Both the GTF and PTF programs were designed to promote purposeful partnerships between stakeholders and foster collaboration and cooperation. Transparency in a spirit of collaboration is one of the six principles included in the Agreements.

Intergovernmental collaboration has been fostered at all levels and the joint evaluations have pointed out that: there is an appreciation for the support and collaboration between Infrastructure Canada and the Signatories; new opportunities for collaboration between the Signatories and local governments; collaboration between local governments, particularly where pooling of funds and regional initiatives have been encouraged; and collaboration, albeit limited, between local governments and First Nations.

Benefits of information-sharing have been identified by the joint evaluations between the provinces, territories and associations fostered through workshops and technical committees.

Progress toward meeting the capital spending commitments has been made

Under the GTF and PTF programs, Canada's contribution was designed to be used in addition to the funds already allocated for municipal infrastructure. In order to meet this requirement, both programs include commitments by Canada, the provinces and territories, and municipalities not to reduce or clawback their recent and current capital spending on municipal infrastructure.

The capital spending commitments are to be honoured over the first five years of the agreements, i.e. by March 31, 2010. The review of Canada's commitments and of those of the provinces and territories, and Statistics Canada data for the first three years of the GTF program, indicate that capital funding for municipal infrastructure has been not only maintained, but increased. If there are no significant reductions in funding for 2008 and 2009, it would appear likely that the commitments not to clawback infrastructure funding will be met.

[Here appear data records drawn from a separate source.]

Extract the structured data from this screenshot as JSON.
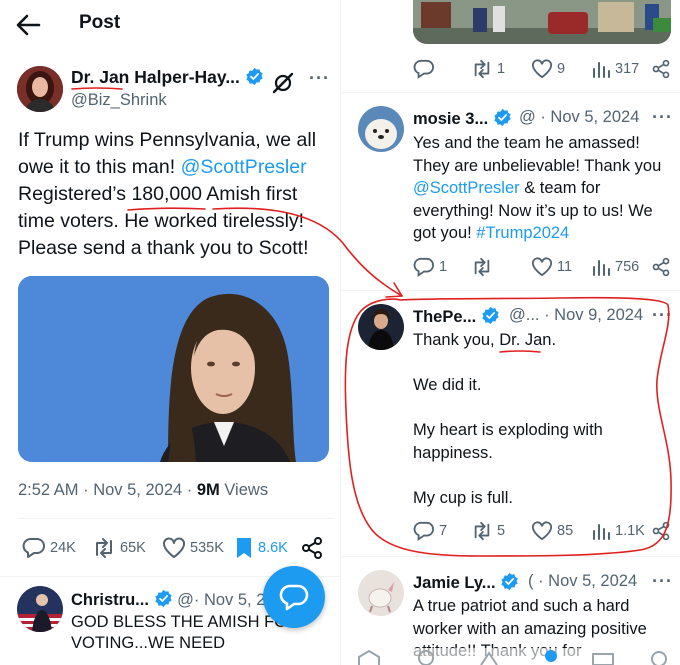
{
  "header": {
    "title": "Post"
  },
  "main_post": {
    "author": "Dr. Jan Halper-Hay...",
    "handle": "@Biz_Shrink",
    "text_parts": [
      "If Trump wins Pennsylvania, we all owe it to this man! ",
      "@ScottPresler",
      " Registered’s 180,000 Amish first time voters. He worked tirelessly! Please send a thank you to Scott!"
    ],
    "time": "2:52 AM · Nov 5, 2024 · ",
    "views_count": "9M",
    "views_label": " Views",
    "actions": {
      "replies": "24K",
      "reposts": "65K",
      "likes": "535K",
      "bookmarks": "8.6K"
    }
  },
  "left_reply": {
    "author": "Christru...",
    "meta": "@· Nov 5, 2",
    "text": "GOD BLESS THE AMISH FO VOTING...WE NEED"
  },
  "top_tweet_actions": {
    "reposts": "1",
    "likes": "9",
    "views": "317"
  },
  "replies": [
    {
      "author": "mosie 3...",
      "meta": "@ · Nov 5, 2024",
      "text_parts": [
        "Yes and the team he amassed! They are unbelievable!  Thank you ",
        "@ScottPresler",
        "  & team for everything! Now it’s up to us! We got you! ",
        "#Trump2024"
      ],
      "actions": {
        "replies": "1",
        "reposts": "",
        "likes": "11",
        "views": "756"
      }
    },
    {
      "author": "ThePe...",
      "meta": "@... · Nov 9, 2024",
      "text_lines": [
        "Thank you, Dr. Jan.",
        "",
        "We did it.",
        "",
        "My heart is exploding with happiness.",
        "",
        "My cup is full."
      ],
      "actions": {
        "replies": "7",
        "reposts": "5",
        "likes": "85",
        "views": "1.1K"
      }
    },
    {
      "author": "Jamie Ly...",
      "meta": "( · Nov 5, 2024",
      "text": "A true patriot and such a hard worker with an amazing positive attitude!! Thank you for"
    }
  ],
  "colors": {
    "accent": "#1d9bf0",
    "muted": "#536471",
    "annotation": "#e02020",
    "verified": "#1d9bf0"
  },
  "icons": [
    "back-arrow-icon",
    "verified-badge-icon",
    "grok-icon",
    "more-icon",
    "reply-icon",
    "repost-icon",
    "like-icon",
    "bookmark-icon",
    "views-icon",
    "share-icon",
    "compose-reply-icon"
  ]
}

Statistics Canada data analyzed show net municipal capital expenditures, i.e. net of all special-purpose transfers, have increased from 2005 to 2008, in comparison to the prior period, from 2000 to 2004. If there are no significant reductions for 2009, it would appear likely that in aggregate municipalities will have at the least maintained their own-source capital spending over the term of the Agreements.

The GTF program has contributed to improve municipal planning capacity

One of the objectives in the GTF program design was to increase the capacity of communities to undertake long-term planning and thus make better, sustainable, infrastructure investment decisions. All planning related requirements were to be fulfilled over the lifetime of the Agreements. Three requirements that support the objective of better long-term investment decisions are the following: development of Integrated Community Sustainability Plans or Planning (ICSP), development of Capital Investment Plans, compliance with the Public Sector Account Board (PSAB) standards for reporting on tangible capital assets. Funding for capacity building initiatives also supports this objective.

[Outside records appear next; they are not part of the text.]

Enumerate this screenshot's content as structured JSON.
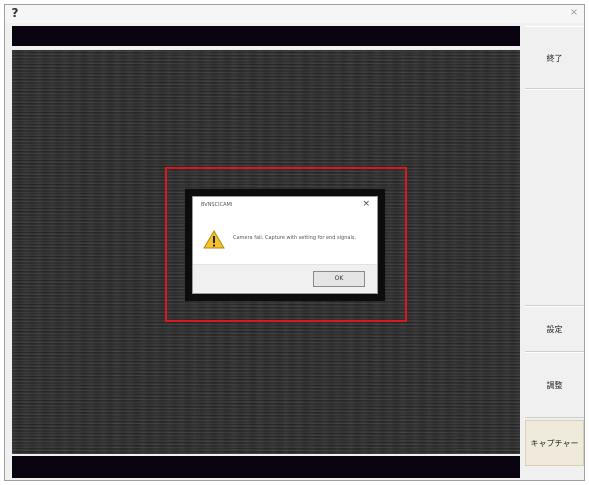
{
  "window": {
    "help_icon": "?",
    "close_icon": "×"
  },
  "dialog": {
    "title": "BVNSCICAMI",
    "close_icon": "×",
    "message": "Camera fail. Capture with setting for end signals.",
    "ok_label": "OK",
    "icon": "warning-icon"
  },
  "side_buttons": {
    "exit_label": "終了",
    "settings_label": "設定",
    "adjust_label": "調整",
    "capture_label": "キャプチャー"
  },
  "colors": {
    "highlight": "#d8191e",
    "bars": "#0a0410",
    "capture_active": "#efeadc"
  }
}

Information collected for this report and the joint evaluations suggest that these requirements will be met and that support for municipal planning capacity was, and continues to be, relevant. The joint evaluations have in many cases highlighted the benefit of funding from the GTF program to improve municipal planning capacity. For smaller jurisdictions, the funds available for capacity building have also been identified as a benefit of the GTF program.

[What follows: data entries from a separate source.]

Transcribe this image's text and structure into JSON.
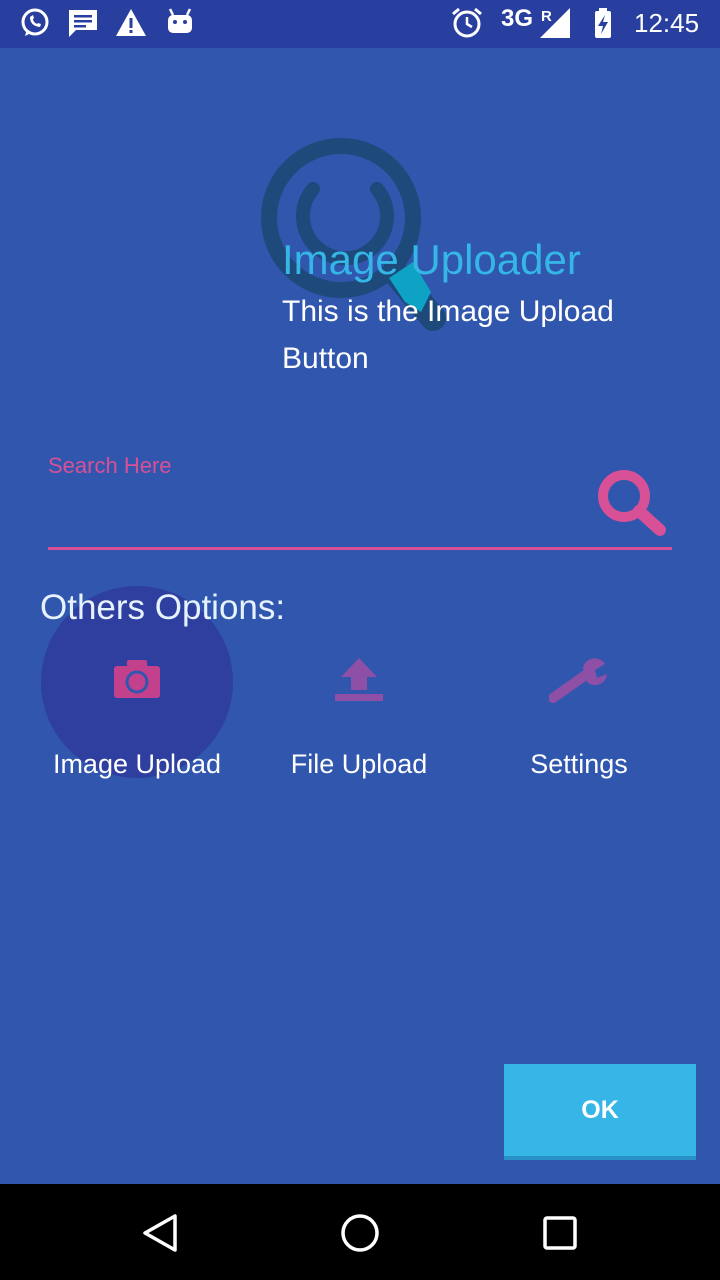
{
  "status_bar": {
    "network": "3G",
    "roaming": "R",
    "time": "12:45",
    "icons": [
      "whatsapp-icon",
      "message-icon",
      "warning-icon",
      "android-icon",
      "alarm-icon",
      "signal-icon",
      "battery-charging-icon"
    ]
  },
  "header": {
    "title": "Image Uploader",
    "description": "This is the Image Upload Button"
  },
  "search": {
    "label": "Search Here",
    "value": "",
    "placeholder": ""
  },
  "others": {
    "title": "Others Options:",
    "options": [
      {
        "label": "Image Upload",
        "icon": "camera-icon"
      },
      {
        "label": "File Upload",
        "icon": "upload-icon"
      },
      {
        "label": "Settings",
        "icon": "wrench-icon"
      }
    ]
  },
  "ok_button": {
    "label": "OK"
  },
  "nav_bar": {
    "icons": [
      "back-icon",
      "home-icon",
      "recents-icon"
    ]
  },
  "colors": {
    "background": "#3056ae",
    "status_bar": "#293f9f",
    "accent_pink": "#d85095",
    "accent_cyan": "#35b6e6",
    "icon_purple": "#8e4fa7"
  }
}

Communication of the program's results needs to be improved

The high volume of projects funded through the GTF, very limited federal communications capacity relative to potential workload, some partner capacity issues, and the program business model create challenges for communicating program results. Progress has been made with the adoption of communication strategies between Infrastructure Canada and initial recipients, and an increase in news releases and events in the third year of the program has been noted. Still, more than half of the joint evaluations indicated that while the GTF program was considered successful, communications could be improved to increase public awareness.

Progress has been made toward measuring ultimate outcomes but reports on these will be limited in 2009

The qualitative information provided in the joint evaluations and the analysis of the project mix to date lead to the conclusion that the expected outcomes of cleaner air, cleaner water, and reduced GHG emissions are likely to materialize. The development of quantifiable measures has been completed and progress is being made in the collection of data. The Outcomes Reports are due, in most cases, by September, 2009, save for British Columbia and New Brunswick where these reports are due by December 31, 2009. It is expected that Outcomes Reports will include measurable results for projects completed to date.

Under the Terms and Conditions for the Program, provinces and territories compile the data to assist in tracking performance and the achievements for GTF are reported in the INFC Departmental Performance Report. The framework documented in the federal/provincial/territorial agreements preserves the accountability of the Minister to Parliament for the spending of the funding.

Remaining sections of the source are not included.